Tintamarre   (n.):   hideous, confused noise; clangor

            Midnight. She’s struggling, dead in the midst of writing a pivotal scene. She desperately needs focus. She’s losing sleep-time, waxing on into the silent night. Her mind’s fighting to stay sharp and attentive. Suddenly, a din erupts outside her window and clangs across the urban concrete. A form of resonant horror that shouldn’t occur this late or this loudly. The startling noise immediately accelerates her bloodflow. Her second thought after “what the fuck?” flashes to “who the fuck?” This ain’t some corner on Boubon Street or some Christmas caroling bullshit. This is boring Portland on a school night.

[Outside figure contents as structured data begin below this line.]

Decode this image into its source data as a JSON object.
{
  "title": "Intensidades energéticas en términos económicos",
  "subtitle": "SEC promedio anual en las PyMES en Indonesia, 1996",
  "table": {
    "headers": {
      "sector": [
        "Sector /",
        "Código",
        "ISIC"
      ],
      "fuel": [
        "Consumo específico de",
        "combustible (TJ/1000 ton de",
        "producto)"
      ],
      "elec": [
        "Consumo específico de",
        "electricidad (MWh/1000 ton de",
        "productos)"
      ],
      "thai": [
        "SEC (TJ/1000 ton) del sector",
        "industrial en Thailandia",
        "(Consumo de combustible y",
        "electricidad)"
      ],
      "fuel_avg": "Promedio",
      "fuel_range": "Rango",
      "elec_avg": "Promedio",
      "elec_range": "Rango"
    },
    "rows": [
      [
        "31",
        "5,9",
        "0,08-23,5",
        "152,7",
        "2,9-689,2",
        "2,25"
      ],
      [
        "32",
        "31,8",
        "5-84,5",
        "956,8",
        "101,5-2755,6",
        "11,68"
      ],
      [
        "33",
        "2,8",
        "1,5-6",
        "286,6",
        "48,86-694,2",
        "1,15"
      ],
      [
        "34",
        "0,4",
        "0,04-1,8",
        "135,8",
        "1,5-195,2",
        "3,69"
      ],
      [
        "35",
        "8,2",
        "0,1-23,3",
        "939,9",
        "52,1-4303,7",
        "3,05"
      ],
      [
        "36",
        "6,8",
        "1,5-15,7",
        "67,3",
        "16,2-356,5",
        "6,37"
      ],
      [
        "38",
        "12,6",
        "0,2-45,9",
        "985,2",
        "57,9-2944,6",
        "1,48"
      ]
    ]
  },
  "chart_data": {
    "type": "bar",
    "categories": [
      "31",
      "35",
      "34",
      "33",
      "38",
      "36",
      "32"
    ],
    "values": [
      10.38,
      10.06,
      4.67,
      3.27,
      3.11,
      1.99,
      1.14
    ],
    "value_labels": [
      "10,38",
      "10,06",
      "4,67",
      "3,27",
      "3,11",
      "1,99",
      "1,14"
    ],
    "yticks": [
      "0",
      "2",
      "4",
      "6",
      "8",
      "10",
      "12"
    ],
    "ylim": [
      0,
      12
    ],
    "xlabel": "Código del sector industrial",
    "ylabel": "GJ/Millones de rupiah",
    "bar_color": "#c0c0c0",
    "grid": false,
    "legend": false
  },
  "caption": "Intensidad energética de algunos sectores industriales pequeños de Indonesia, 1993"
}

            Impulsive, she rockets off her chair and strides angrily to the front door, wincing and squeezing her ears. She’s gonna let ’em have it. Boldly, she flings the door open to confront the inconsiderate culprits. The revellers she sees on the otherwise empty street are swaying like they’ve just come out of a pub at the gender-bending vaudeville convention. Men in feathers, tight leather, mascara in the cold, wan moonlight, all gyrating ecstatically. Inexplicable. Each of them is banging obnoxiously on an improvised drum of metal. Not a recognizable song, just a loud, confused cacophony. More hideous than hot cats crying. Why’d they stop right in front of her house? It’s a mystery. Under different conditions, say if she didn’t have to work late, she might have joined the banging orgy of noise.

            Any poise she had evaporates wickedly as she screams at their backs over the din, “Hey assholes, it’s way too fucking late for this tintamarre!”

 

Stillicidous (a vocabnecdote)

Stillicidous (adj.): falling in drops

In the night, she stumbled barefoot and half-conscious into the bathroom. She was so out of it from the exhausting trip, she tried to flip the light switch but missed. As she took the five steps in darkness to flop down on the toilet, she felt as though she was squelching through a lamina of fresh glue. Her toes made an unusual sucking sound whenever they pulled away from the floor. The god-awful reek emanating upward ambushed her nose as well. It was obvious that her lousy, drunk-ass husband hadn’t sponged the room the whole time she’d been gone. What annoyed her almost as much was his lack of enthusiasm to see her when she’d dazed through the door just minutes earlier. As she sat there peeing and discontented, she had a sudden urge to lift her foot from the mephitic tile. Her foot barely peeled off, pulling some sticky residue with it. Disgust rolled over her. “Damn it, Jimmy,” she yelled toward the open door a second later, “could you at least clean up after spraying your stillicidous fluids all over the bathroom floor!”